When a good enters a U.S. port of entry, it is classified and tariffs are assessed using the Harmonized Tariff Schedule of the United States, a collection of tariff rates based on a globally standardized name for a good.[1] Importers self-classify and declare the value or quantity of their goods. CBP reviews the paperwork, performs occasional audits, and then collects any applicable tariffs or penalties as well as any administrative fees. Finally, CBP deposits any revenue from tariffs or other penalties into the General Fund of the United States.
This process is summarized in the graphic below:

What are the current rates for common construction materials?
While the rate and application of certain tariffs remains fluid, the table below shows several examples of the applicable tariffs on common construction goods and materials as of May 7, 2025:
Construction Material/Country of Origin | General Tariff Rate (as of May 7, 2025) | Examples | Notes |
Universal Tariff | 10% (in addition to any other applicable tariff) | All goods entering U.S. | Does not apply to goods imported from Mexico and Canada subject to USMCA. |
Imports from People’s Republic of China | Up to 145% | All goods imported, including, but not limited to, plywood, electronics, apparel, home goods, automotive parts. | There is no longer a ‘de minimis’ exemption for goods valued at under $800. |
Steel (and derivative products) | 25% | sheet pilings, rail parts, multiple categories of tube/pipe fittings, buildings, tanks/vats/casks, wire/rope/cable, barbed wire, nails/tacks, screws/bolts, pins and needles, radiators, sinks and basins, elevator parts, bulldozer blades, front-end loaders, rooters, rock cutters; plows (and parts), electrical conduit tubing | Globally applied, discards previous deals and exclusions |
Aluminum (and derivative products) | 25% | windows/doors/frames, ladders, hinges, motor vehicle/building/other mountings/fittings, door parts, frames and mirrors (and parts), several categories of mechanical and electrical machinery | Global applied, discards previous deals and exclusions |
Lumber (Canada) | 14.38% (may increase to 39.5% in the fall) | Softwood lumber | This solely relates to lumber imported from Canada. But broader tariffs on lumber and timber imports, and an increase of the tariff on Canadian lumber, may be possible in November 2025 at the conclusion of an investigation ordered by the President. |
Gypsum | 25% (Mexico and Canada) 145% (China) | Gypsum wallboard, drywall, plasterboard, ceiling tiles | 71% of the U.S.’ gypsum imports originate in Mexico. |
Appliances (Mexico and Canada) | 25% | Refrigerators, freezers, ranges, cooktops, ovens, dishwashers, washers, dryers, motors, compressors, water filtration systems |
How can your company respond to potential price escalations?

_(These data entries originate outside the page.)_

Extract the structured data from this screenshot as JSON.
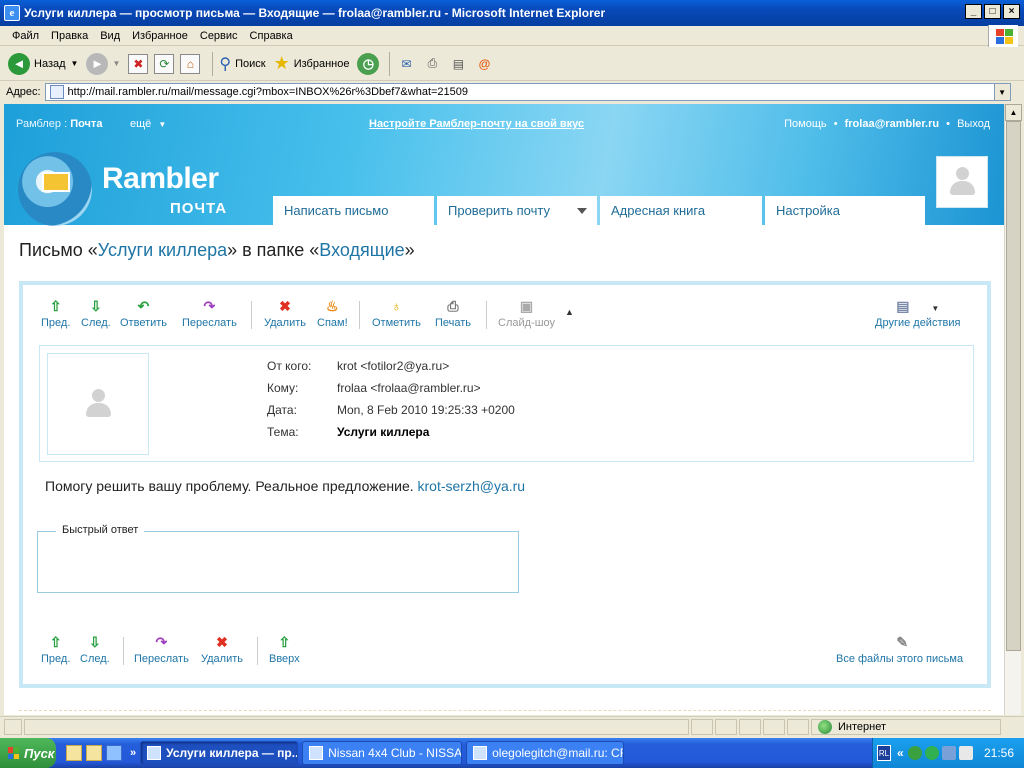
{
  "window": {
    "title": "Услуги киллера — просмотр письма — Входящие — frolaa@rambler.ru - Microsoft Internet Explorer"
  },
  "menu": [
    "Файл",
    "Правка",
    "Вид",
    "Избранное",
    "Сервис",
    "Справка"
  ],
  "toolbar": {
    "back": "Назад",
    "search": "Поиск",
    "favorites": "Избранное"
  },
  "address": {
    "label": "Адрес:",
    "url": "http://mail.rambler.ru/mail/message.cgi?mbox=INBOX%26r%3Dbef7&what=21509"
  },
  "rambler": {
    "nav_prefix": "Рамблер",
    "nav_sep": ":",
    "nav_current": "Почта",
    "more": "ещё",
    "promo": "Настройте Рамблер-почту на свой вкус",
    "help": "Помощь",
    "user": "frolaa@rambler.ru",
    "logout": "Выход",
    "logo_word": "Rambler",
    "logo_sub": "ПОЧТА",
    "tabs": [
      "Написать письмо",
      "Проверить почту",
      "Адресная книга",
      "Настройка"
    ]
  },
  "page": {
    "title_prefix": "Письмо «",
    "subject_link": "Услуги киллера",
    "title_mid": "» в папке «",
    "folder_link": "Входящие",
    "title_suffix": "»"
  },
  "actions": {
    "prev": "Пред.",
    "next": "След.",
    "reply": "Ответить",
    "forward": "Переслать",
    "delete": "Удалить",
    "spam": "Спам!",
    "mark": "Отметить",
    "print": "Печать",
    "slideshow": "Слайд-шоу",
    "other": "Другие действия"
  },
  "message": {
    "from_label": "От кого:",
    "from": "krot <fotilor2@ya.ru>",
    "to_label": "Кому:",
    "to": "frolaa <frolaa@rambler.ru>",
    "date_label": "Дата:",
    "date": "Mon, 8 Feb 2010 19:25:33 +0200",
    "subject_label": "Тема:",
    "subject": "Услуги киллера",
    "body": "Помогу решить вашу проблему. Реальное предложение.",
    "body_link": "krot-serzh@ya.ru"
  },
  "quick_reply": {
    "legend": "Быстрый ответ"
  },
  "bottom_actions": {
    "prev": "Пред.",
    "next": "След.",
    "forward": "Переслать",
    "delete": "Удалить",
    "up": "Вверх",
    "all_files": "Все файлы этого письма"
  },
  "status": {
    "zone": "Интернет"
  },
  "taskbar": {
    "start": "Пуск",
    "tasks": [
      "Услуги киллера — пр...",
      "Nissan 4x4 Club - NISSA...",
      "olegolegitch@mail.ru: CF..."
    ],
    "tray_lang": "RL",
    "clock": "21:56"
  }
}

There are several ways your company can prepare and respond to escalations in prices for materials and goods. Chief among those is incorporating a price escalation clause into future agreements. Price escalation provisions are critical in construction contracts and allow for price adjustments based on predetermined factors. This clause helps protect contractors and suppliers from cost increases while providing end users with predictability and transparency. Typically, a price escalation provision will include:
- Trigger events that initiate the price adjustment (time-based, index-based, or event-based);
- Calculation methodology specifying the formula used to determine increases;
- Caps and floors to limit extreme fluctuations;
- Notice requirements detailing when and how price changes must be communicated; and
- Dispute resolution mechanisms to address disagreements about adjustments.